A quick scan of your web logs or indeed via Search Console under ‘Crawl Stats’ will help you gain insight into what your average crawl budget for Google may be at a given point in time.
Here’s an example of what calculating estimated crawl budget looks like for our very own new spanky Wolfgang Digital website:
Looking at the above stats, if we take the daily average of 275*30 then we can deduce the average monthly crawl budget for this website from Google is 8250, meaning we now have an estimate of the number of pages we can expect Google to crawl, index and rank within a given timeframe.
If the number of crawlable assets (URLs) we want to rank for is significantly higher (or lower) than this amount, it typically means that we need to look further at crawl budget optimisation as a priority issues from a technical SEO perspective. Thankfully, we’re alright for now, but we regularly encounter scenarios in which websites are struggling with their web IA and oftentimes the root cause can be determined with a simple Screaming Frog crawl, configured to emulate Googlebot.

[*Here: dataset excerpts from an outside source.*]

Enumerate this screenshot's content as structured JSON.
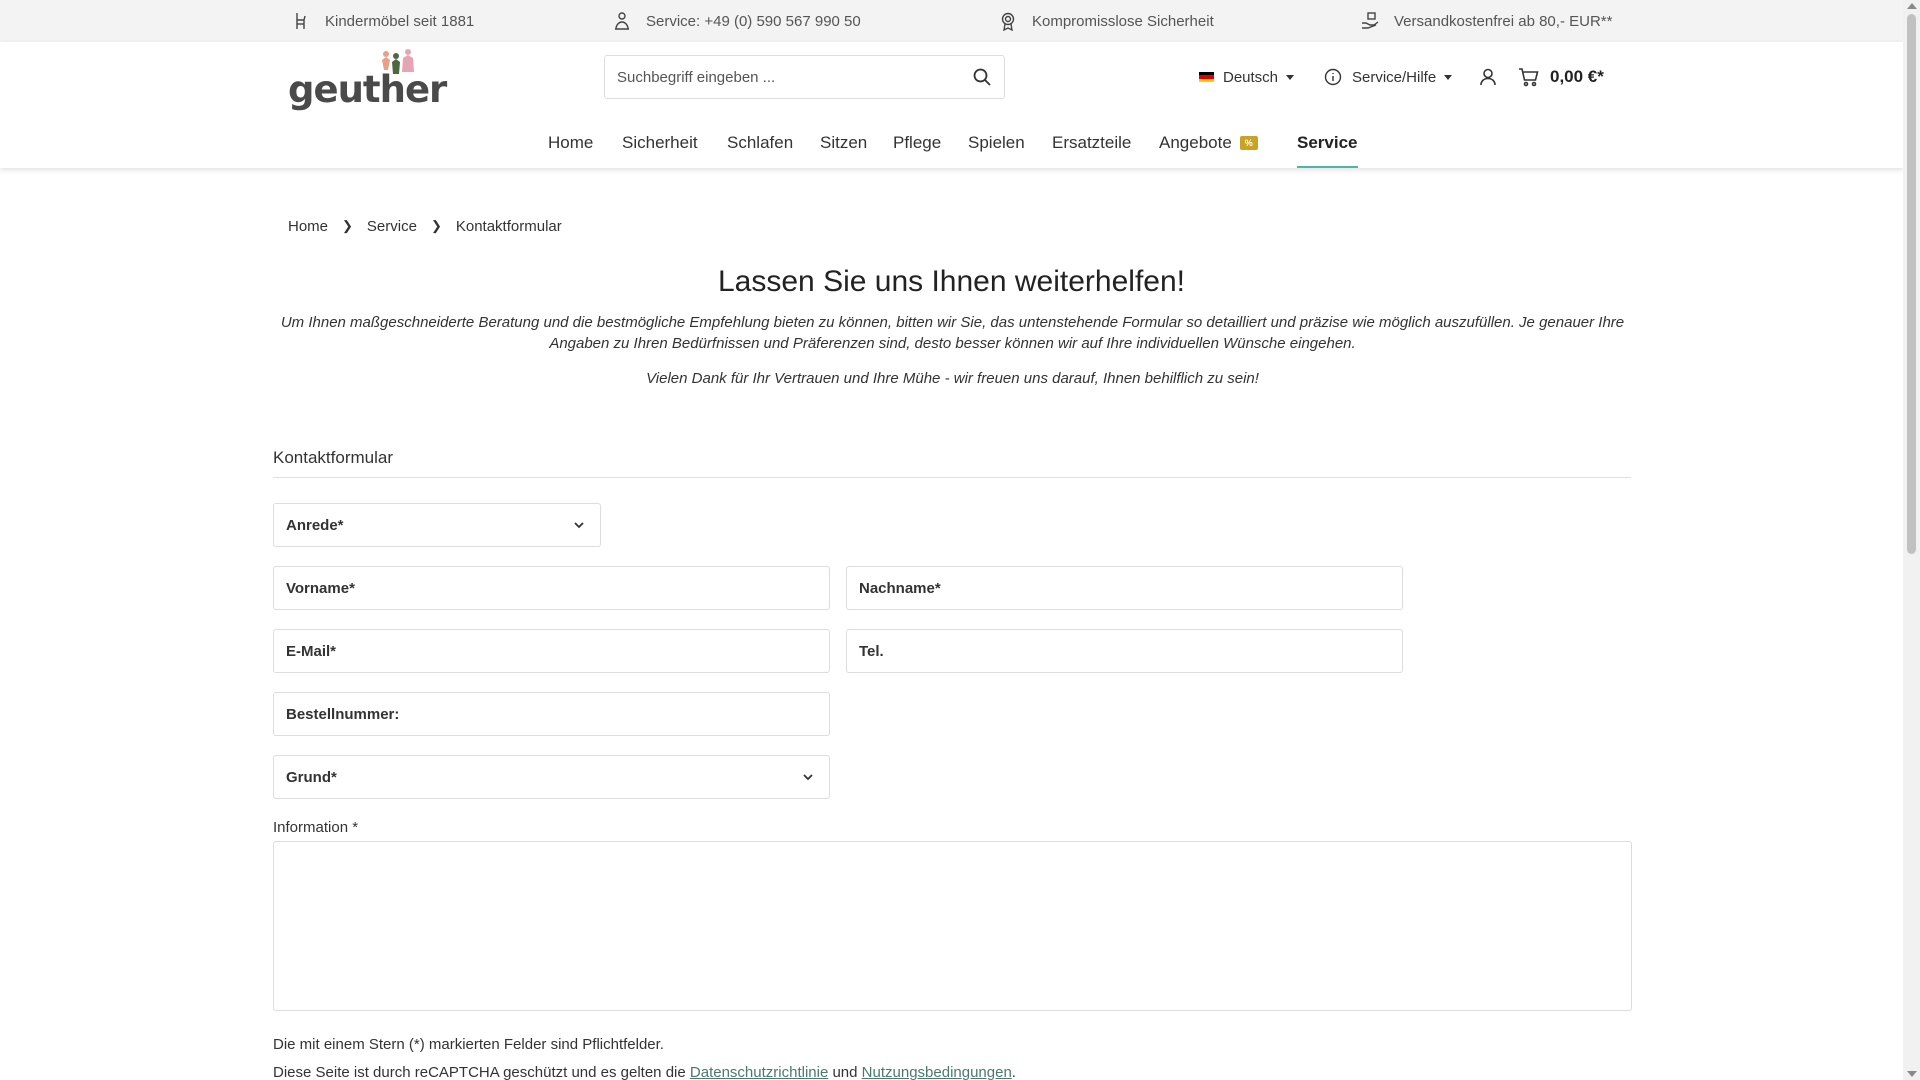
{
  "topbar": {
    "items": [
      {
        "icon": "chair-icon",
        "text": "Kindermöbel seit 1881"
      },
      {
        "icon": "service-person-icon",
        "text": "Service: +49 (0) 590 567 990 50"
      },
      {
        "icon": "award-icon",
        "text": "Kompromisslose Sicherheit"
      },
      {
        "icon": "hand-package-icon",
        "text": "Versandkostenfrei ab 80,- EUR**"
      }
    ]
  },
  "header": {
    "logo_text": "geuther",
    "search_placeholder": "Suchbegriff eingeben ...",
    "language": "Deutsch",
    "service_menu": "Service/Hilfe",
    "cart_total": "0,00 €*",
    "colors": {
      "accent": "#4db6ac",
      "badge": "#c9a227",
      "link": "#4a7a6e"
    }
  },
  "nav": {
    "items": [
      "Home",
      "Sicherheit",
      "Schlafen",
      "Sitzen",
      "Pflege",
      "Spielen",
      "Ersatzteile",
      "Angebote",
      "Service"
    ],
    "badge": "%",
    "active": "Service"
  },
  "breadcrumb": [
    "Home",
    "Service",
    "Kontaktformular"
  ],
  "main": {
    "title": "Lassen Sie uns Ihnen weiterhelfen!",
    "intro": "Um Ihnen maßgeschneiderte Beratung und die bestmögliche Empfehlung bieten zu können, bitten wir Sie, das untenstehende Formular so detailliert und präzise wie möglich auszufüllen. Je genauer Ihre Angaben zu Ihren Bedürfnissen und Präferenzen sind, desto besser können wir auf Ihre individuellen Wünsche eingehen.",
    "thanks": "Vielen Dank für Ihr Vertrauen und Ihre Mühe - wir freuen uns darauf, Ihnen behilflich zu sein!"
  },
  "form": {
    "title": "Kontaktformular",
    "salutation": "Anrede*",
    "firstname": "Vorname*",
    "lastname": "Nachname*",
    "email": "E-Mail*",
    "phone": "Tel.",
    "order_number": "Bestellnummer:",
    "reason": "Grund*",
    "info_label": "Information *",
    "required_note": "Die mit einem Stern (*) markierten Felder sind Pflichtfelder.",
    "captcha_prefix": "Diese Seite ist durch reCAPTCHA geschützt und es gelten die",
    "captcha_privacy": "Datenschutzrichtlinie",
    "captcha_and": "und",
    "captcha_terms": "Nutzungsbedingungen",
    "captcha_suffix": "."
  }
}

Bottom line is, if your site can't get indexed, it can't get ranked. Don’t let crawl budget play a part in how a spider treats your site, ensure you’re optimising to allow spiders enter your site, visits what’s important and exit the site left in no uncertain terms that you’ve pulled out all the stops to make it a smooth, logical experience for them.
What is a spider trap and how do I fix it?
A spider trap, as bluntly portrayed as an unreasonable security guard or inanimate shutter above, is basically what stands in the way of a spider accessing your website, having a lovely time in there and coming away with nothing but happy memories and some nice indexable pages to rank on SERPs versus the harsh reality of being trapped in a grim, never-ending loop of a section of your site which causes all sorts of trouble and eventually forces them to give up and move on due to pre-programmed bandwidth allowance limits.
Once you have access to the basic tools required in order to perfroma a site crawl, you're ready to commence your crawl analysis to determine whther a spider trap exists on your site.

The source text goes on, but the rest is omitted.